Fruit flies can live longer if they do nor produce cells called germline stem cells, which are responsible for production of sperm and egg, Brown University biologists have found.
The researchers say that the elimination of germline stem cells also alters the insects' insulin production.
Appearing in the Proceedings of the National Academy of Sciences, these new findings suggest that molecular signals from the reproductive system affect aging and metabolism in animals, and possible in humans.
The researchers say that their study also proposes a new mechanism of how this control may occur.
"For more than 50 years, scientists have known that there is a link between reproduction and lifespan," said Thomas Flatt, a postdoctoral research associate in the Department of Ecology and Evolutionary Biology at Brown and the lead author of the research article.
"When reproduction is delayed, animals live longer. Why? Our research suggests that signals from the reproductive system can regulate aging in animals - including, possibly, humans," he added.
The latest work by Brown researchers builds on a decade-old study by acclaimed aging biologist Cynthia Kenyon at the University of California, San Francisco, which showed that eliminating germline stem cells in roundworms extended their lifespan.
"We wanted to see if Kenyon's findings could be duplicated in the fly. If so, we'd know that reproductive control of lifespan was a general principle in biology," said Marc Tatar, the senior scientist on the project and a professor in the Department of Ecology and Evolutionary Biology.
During the study, the researchers over-activated a gene that controls germline stem cells in flies, and thereby eliminated their production.
They observed that the sterile flies lived 20 to 50 per cent longer than typical flies, a result that matched Kenyon's finding in worms.
Flatt and Tatar believe that genetically-modified flies might live longer because they were insensitive to the effects of insulin, for several earlier studies had shown that flies, worms and mice live longer when they produce or receive less insulin.
When the researchers studied the flies' tissues, they found that, even though their brains were making more insulin, their bodies were responding as if there was less insulin present.
Tatar says that a possible explanation for the paradox could be the production of a sponge-like protein by the insects' gonads - their ovaries or testes - in reaction to the flies' brains boosting insulin production.
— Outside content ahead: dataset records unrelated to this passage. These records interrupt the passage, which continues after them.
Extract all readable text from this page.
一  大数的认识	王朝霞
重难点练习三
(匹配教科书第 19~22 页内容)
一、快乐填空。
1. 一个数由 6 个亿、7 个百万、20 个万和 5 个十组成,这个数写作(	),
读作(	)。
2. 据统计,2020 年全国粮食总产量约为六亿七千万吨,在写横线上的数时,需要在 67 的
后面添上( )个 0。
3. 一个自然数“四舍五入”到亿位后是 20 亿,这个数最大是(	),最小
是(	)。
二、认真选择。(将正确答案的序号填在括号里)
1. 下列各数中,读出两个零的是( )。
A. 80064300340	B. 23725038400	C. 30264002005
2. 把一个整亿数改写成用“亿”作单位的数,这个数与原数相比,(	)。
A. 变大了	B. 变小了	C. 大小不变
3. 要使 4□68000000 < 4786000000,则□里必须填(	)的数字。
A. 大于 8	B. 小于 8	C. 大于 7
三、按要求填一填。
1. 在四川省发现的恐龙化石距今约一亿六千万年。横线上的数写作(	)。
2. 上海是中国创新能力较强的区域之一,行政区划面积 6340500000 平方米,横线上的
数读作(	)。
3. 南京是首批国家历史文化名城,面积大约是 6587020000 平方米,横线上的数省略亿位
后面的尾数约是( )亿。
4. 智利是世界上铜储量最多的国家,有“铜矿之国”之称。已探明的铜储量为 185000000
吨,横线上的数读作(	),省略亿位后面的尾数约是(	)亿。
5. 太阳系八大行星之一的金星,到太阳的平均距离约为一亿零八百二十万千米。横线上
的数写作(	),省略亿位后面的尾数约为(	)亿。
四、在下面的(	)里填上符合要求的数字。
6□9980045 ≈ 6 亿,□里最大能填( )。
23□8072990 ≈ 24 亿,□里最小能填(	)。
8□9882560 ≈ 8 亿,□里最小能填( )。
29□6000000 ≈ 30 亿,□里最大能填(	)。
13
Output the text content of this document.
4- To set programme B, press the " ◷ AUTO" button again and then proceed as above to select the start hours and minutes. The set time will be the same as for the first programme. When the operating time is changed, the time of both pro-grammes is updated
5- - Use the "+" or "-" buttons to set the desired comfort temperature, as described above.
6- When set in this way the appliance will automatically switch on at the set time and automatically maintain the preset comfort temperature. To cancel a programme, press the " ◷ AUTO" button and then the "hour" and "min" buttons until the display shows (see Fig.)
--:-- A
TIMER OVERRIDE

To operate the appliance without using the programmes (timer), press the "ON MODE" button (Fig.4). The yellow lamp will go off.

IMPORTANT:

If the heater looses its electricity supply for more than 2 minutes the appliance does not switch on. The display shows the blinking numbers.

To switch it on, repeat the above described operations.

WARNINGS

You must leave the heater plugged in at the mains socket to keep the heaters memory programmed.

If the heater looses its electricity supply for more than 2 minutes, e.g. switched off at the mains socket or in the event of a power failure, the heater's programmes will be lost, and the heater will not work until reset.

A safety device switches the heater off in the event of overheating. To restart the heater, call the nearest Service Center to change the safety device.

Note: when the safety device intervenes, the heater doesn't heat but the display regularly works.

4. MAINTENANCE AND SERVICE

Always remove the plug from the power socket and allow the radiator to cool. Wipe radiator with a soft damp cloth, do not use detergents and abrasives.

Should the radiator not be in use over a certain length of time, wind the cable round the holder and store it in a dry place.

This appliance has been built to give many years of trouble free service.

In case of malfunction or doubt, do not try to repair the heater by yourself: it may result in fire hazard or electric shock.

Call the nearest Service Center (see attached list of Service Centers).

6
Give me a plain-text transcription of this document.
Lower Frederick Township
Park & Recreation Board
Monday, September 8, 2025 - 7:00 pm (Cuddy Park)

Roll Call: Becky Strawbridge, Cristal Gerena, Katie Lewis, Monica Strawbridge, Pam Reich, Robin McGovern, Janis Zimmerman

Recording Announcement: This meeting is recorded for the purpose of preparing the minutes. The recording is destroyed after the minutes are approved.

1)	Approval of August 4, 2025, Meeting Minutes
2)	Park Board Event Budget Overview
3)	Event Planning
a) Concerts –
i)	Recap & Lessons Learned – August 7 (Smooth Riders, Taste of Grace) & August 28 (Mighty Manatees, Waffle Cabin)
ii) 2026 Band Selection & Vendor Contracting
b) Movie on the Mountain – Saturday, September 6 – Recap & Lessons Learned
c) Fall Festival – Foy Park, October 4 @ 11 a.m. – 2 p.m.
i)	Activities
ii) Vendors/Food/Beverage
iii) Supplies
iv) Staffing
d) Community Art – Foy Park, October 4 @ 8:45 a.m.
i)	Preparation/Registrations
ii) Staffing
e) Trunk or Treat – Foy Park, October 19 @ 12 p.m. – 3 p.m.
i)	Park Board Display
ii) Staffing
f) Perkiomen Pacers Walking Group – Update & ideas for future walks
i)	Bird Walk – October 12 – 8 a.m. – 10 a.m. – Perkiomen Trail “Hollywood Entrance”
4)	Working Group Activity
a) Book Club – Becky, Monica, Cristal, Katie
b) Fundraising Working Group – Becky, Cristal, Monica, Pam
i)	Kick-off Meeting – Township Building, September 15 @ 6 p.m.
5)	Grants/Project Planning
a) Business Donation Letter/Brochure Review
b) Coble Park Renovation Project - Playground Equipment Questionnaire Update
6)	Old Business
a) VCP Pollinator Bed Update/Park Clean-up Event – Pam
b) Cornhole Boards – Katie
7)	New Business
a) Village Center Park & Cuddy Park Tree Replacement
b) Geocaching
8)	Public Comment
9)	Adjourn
The researcher believes that the protein binds to the insulin and blocks its signals throughout the body, thereby causing the flies to respond as if there is low insulin circulation inside their bodies.
"This suggests that the gonad and the brain are in a synchronized hormonal feedback loop. It's not just the brain affecting the gonad, but also the other way around," Tatar said.
"We think that in mammals, a similar communication occurs between the brain and the gonad, communication which controls insulin signalling. And when insulin signalling is reduced, the body goes into a state of high repair. The body becomes more stress resistant. Tissues protect themselves really well - and that increases longevity," Flatt said.